Increased correlation between streamflow and drought indices over the period of record was seen across most sites. Some of this increase is directly attributable to increased streamflow variability, as documented by Pagano and Garen (2005) and simulated by our null model. However, additional increases in correlation unexplained by changes in streamflow alone reveal nonstationarity in climate–streamflow relationships for certain watersheds. The discrepancy between the null model and observed correlations using the PRISM dataset were greatest at interior PNW gauges, where COOP observations are sparse and potentially less representative of precipitation received in mountain watersheds. We hypothesize that increasing data quality and spatial representation of climate datasets in complex terrain (e.g., inclusion of SNOTEL observations in PRISM) likely account for this disparity. Differences in intraseasonal-to-interannual P variability across complex terrain (e.g., Dettinger et al. 2004; Siler et al. 2013; Luce et al. 2013) during the cool season have been partially explained by variations in midlatitude flow and its influence on orographic precipitation enhancement. Prior to the incorporation of SNOTEL observations, P estimates in mountainous watersheds were estimated using observations from lower elevations that are unable to account for time-varying orographic enhancement.

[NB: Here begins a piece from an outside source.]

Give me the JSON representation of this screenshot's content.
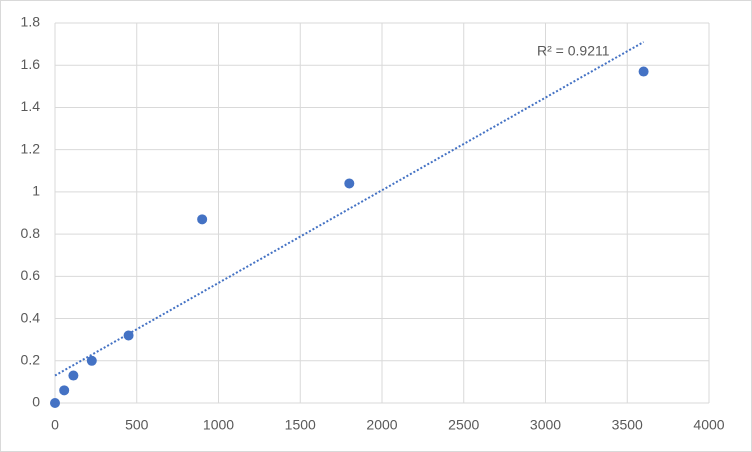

Whereas we postulate that improved data quality is associated with observed increases in correlation between drought indices and streamflow over the period of record, other mechanisms may contribute, including: 1) a decreasing fraction of P falling as snow, altering snow hydrology and increasing the utility of drought indices that only account for liquid precipitation; 2) changes in the relative influence of water demand on runoff, particularly with an earlier onset of spring across much of the region observed through advances in snowmelt timing and phenology (e.g., Cayan et al. 2001); 3) changes in P seasonality (e.g., Pagano and Garen 2005); and 4) changes in vegetative cover and ET of the upstream watershed.

Complex topography and its impacts on patterns of moisture and energy have emerged as important topics in mountain hydrology. The ability to monitor hydroclimatic variables at local and regional scales is urgently needed by resource managers, land owners, planners, and others across the western United States where decisions may often be made based on incomplete or insufficient data. We demonstrate that higher-spatial-resolution gridded climate surfaces from PRISM provide added value beyond more commonly used NCDC climate division data, explaining up to 80% of the interannual variability in water-year cumulative streamflow in the PNW. The monthly datasets used in this study are finely resolved relative to many global and regional datasets, but nonetheless cannot fully capture finescale characteristics in mountain watersheds, partially because of an improved but still insufficient observational network. The divergence in observed correlation from PRISM data and that simulated by the null model demonstrates realized gains via assimilating precipitation data high-elevation observations. However, these results also suggest that analyses of longer-term hydroclimate variability and change in mountainous regions across the interior PNW using climate datasets may be less reliable.